I agreed to go bc I want to show support for my cousin and his future wife. He's been nothing but nice to me my whole life. I've never had any issues with him. The issues are with most of my aunts and uncles and my older cousins. I want him to know I'm happy for him. And I want his future wife to know I'm on her side. My dad's side of the family can be summed up as "we're better than you because we're Catholic and we will look down on you because of this." I'm worried how the rest of the family will treat her. My mom made sure my sister and I weren't raised that way. But all my other family was raised believing this garbage. Also, for some reason, my dad's side of the family HATES fat ppl. More than the gays. Which says a lot bc Catholics. And my cousin's future wife is "heavy" according to my cousin's mom. Who has expressed her dislike of her (cousin's future wife) to my mom because for that reason. She (my aunt - cousin's mom) never said anything bad about my cousin's future wife other than her weight. As one of the few fat members of the family I want her to know she's not alone. Bc my family will comment on her weight to her. I want to tell her how pretty she looks. I want to make her feel confident bc she deserves to feel that way on her special day.
She's marrying a great man. I want my cousin and his future wife to have a wonderful day. I've never met her but she can't be anything but amazing if she caused my cousin to fall in love with her.
My cousin even reached out to my sister to say he hopes I can come. I never thought any of them would miss me. One of the issues I've had with my dad's side of the family was the constant comparison to my cousin who is 6 months older than me (not the cousin getting married). I was always second best. Never the center of attention. Everyone would pay attention to her and not me. And her parents had to make it so she was better at everything than me. I remember when my Grandpa was in the hospital and my uncle made a big deal about my cousin being in advanced classes and having a 2.5 GPA. I just mentioned I was also in advanced classes and had a 3.8 GPA. We went to different high schools. (My choice. I could have gone to the same school as her but I didn't want too). My uncle had to ask my older cousin (not the one getting married) who is a teacher which school had "the better" advanced classes.

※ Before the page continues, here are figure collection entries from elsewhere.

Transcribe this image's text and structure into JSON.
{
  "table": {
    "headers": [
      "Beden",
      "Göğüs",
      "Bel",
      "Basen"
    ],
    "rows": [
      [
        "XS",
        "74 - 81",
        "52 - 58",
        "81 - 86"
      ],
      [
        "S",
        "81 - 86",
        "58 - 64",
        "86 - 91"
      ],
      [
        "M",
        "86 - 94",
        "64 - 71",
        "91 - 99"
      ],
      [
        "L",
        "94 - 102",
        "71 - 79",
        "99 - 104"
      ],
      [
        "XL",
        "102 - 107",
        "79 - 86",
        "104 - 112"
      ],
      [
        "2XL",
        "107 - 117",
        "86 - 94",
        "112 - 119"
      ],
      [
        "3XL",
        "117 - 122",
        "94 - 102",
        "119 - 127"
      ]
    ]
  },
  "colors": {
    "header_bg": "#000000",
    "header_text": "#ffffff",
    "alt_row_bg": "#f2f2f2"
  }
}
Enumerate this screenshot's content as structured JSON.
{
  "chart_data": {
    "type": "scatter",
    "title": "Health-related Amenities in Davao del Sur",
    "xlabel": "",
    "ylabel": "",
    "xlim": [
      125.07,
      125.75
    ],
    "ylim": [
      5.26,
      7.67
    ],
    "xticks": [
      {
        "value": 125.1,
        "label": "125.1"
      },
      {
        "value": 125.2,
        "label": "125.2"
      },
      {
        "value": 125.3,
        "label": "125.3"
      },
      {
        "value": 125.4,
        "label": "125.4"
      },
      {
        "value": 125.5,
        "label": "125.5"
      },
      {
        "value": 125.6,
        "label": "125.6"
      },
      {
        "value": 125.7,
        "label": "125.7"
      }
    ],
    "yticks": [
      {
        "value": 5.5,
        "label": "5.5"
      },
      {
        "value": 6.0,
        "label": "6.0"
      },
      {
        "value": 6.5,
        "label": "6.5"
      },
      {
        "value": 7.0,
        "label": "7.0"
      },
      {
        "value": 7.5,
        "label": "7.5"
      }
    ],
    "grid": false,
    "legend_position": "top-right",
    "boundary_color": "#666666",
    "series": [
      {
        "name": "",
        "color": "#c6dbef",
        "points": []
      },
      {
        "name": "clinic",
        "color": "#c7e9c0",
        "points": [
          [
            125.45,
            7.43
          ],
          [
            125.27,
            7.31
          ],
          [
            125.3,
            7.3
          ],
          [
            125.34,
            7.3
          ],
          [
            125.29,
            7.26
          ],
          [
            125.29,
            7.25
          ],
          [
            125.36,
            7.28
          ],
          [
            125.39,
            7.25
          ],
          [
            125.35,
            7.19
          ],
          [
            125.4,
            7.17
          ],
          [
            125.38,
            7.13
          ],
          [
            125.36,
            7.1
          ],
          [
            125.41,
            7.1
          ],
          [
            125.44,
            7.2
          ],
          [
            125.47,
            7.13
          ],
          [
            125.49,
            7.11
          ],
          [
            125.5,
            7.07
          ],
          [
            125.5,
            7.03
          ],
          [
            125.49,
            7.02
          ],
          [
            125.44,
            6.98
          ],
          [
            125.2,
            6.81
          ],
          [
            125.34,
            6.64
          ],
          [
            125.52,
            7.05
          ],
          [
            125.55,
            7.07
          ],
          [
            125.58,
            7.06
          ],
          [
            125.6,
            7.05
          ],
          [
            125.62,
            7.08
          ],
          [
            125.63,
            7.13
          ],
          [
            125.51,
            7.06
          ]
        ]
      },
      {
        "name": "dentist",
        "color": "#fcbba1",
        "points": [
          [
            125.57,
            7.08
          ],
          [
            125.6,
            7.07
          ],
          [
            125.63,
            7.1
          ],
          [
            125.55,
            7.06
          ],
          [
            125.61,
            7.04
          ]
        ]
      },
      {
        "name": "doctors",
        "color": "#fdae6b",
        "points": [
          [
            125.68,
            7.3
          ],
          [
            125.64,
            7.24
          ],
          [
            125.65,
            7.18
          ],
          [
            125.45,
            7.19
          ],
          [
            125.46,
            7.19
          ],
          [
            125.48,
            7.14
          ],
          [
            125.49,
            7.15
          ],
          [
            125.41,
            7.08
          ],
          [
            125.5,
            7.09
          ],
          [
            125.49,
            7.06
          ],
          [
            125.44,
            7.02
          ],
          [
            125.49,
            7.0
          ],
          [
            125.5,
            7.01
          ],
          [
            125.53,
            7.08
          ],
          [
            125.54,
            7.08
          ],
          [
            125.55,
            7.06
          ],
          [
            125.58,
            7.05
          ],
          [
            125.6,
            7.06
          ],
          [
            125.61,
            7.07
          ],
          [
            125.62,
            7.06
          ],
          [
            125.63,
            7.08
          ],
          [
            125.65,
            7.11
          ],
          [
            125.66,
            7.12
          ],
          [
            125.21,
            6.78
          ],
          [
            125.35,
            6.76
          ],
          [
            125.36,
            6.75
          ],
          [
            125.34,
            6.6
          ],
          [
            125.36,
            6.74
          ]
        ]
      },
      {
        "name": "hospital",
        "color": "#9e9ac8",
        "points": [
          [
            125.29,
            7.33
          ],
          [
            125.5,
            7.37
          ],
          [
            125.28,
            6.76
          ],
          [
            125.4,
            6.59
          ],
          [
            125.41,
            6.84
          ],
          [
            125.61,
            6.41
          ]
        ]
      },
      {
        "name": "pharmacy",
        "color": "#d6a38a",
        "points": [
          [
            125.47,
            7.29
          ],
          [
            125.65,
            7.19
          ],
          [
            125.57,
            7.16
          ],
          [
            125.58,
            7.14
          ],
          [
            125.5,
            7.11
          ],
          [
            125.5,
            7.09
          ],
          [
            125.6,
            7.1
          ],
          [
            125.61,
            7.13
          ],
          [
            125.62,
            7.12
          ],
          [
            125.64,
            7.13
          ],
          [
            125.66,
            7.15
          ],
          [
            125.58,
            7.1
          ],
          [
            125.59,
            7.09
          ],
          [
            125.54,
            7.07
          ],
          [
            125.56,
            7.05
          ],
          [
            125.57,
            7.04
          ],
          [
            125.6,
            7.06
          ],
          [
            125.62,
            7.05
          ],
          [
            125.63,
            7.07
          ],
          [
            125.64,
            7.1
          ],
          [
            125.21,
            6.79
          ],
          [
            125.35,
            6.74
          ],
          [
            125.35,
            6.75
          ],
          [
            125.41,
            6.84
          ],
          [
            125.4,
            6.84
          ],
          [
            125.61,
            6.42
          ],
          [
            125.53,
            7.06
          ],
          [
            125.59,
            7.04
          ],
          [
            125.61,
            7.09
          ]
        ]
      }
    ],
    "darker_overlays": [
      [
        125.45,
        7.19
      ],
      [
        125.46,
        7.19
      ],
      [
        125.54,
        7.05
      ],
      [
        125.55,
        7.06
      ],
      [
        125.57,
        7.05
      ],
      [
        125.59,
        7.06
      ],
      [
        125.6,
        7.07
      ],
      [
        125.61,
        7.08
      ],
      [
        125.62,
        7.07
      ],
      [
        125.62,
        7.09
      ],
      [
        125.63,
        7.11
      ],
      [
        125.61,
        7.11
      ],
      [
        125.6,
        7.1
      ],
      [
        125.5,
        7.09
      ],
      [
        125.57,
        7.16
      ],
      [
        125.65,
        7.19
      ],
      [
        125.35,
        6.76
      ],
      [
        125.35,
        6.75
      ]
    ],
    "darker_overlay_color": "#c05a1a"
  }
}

I haven't been to a family gathering on my dad's side of the family in like 7/8 years maybe longer. I've seen a few family members throughout the years but not many and never all of them at once. My dad's side of the family is v large. My dad is 1 of 9. All but 2 had at least 1 child. Most had more. And I'm one of the youngest. So my older cousin's have been having kids. There's an insane amount of us. I'm worried about seeing all of them again. What will I tell them? The truth? That most of you and their parents caused me an insane amount of childhood trauma? That you caused me to have eating disorders? That you caused me to start self harming? That I think some of you hid the fact my dad was cheating on my mom from her? That I hate you bc you encouraged my dad to drink and just pretended my mom no longer existed after my dad left her 6 months after she had a massive heart attack and died 6 times on the operating table? She was still recovering! She had to relearn how to walk! It's a mircale she survived let alone didn't have any brain damage! How do you think I'm not mad at you for telling my dad to put her in a nursing home while she was having her first surgery? You guys had no idea what was going on! And were already planning on getting rid of her! How can I not hate you for not even asking my sister and I if we were doing okat after my dad moved out? We would have told you our mom spent all her time crying and threating to kill herself! We had no money! Our mom was only working part time at the time my dad left! You discarded us like you discarded our mom! I can't tell them all that. Not at my cousin's wedding at least. It's a happy event. Idk what to do.
I’m being guilt tripped into going to a wedding.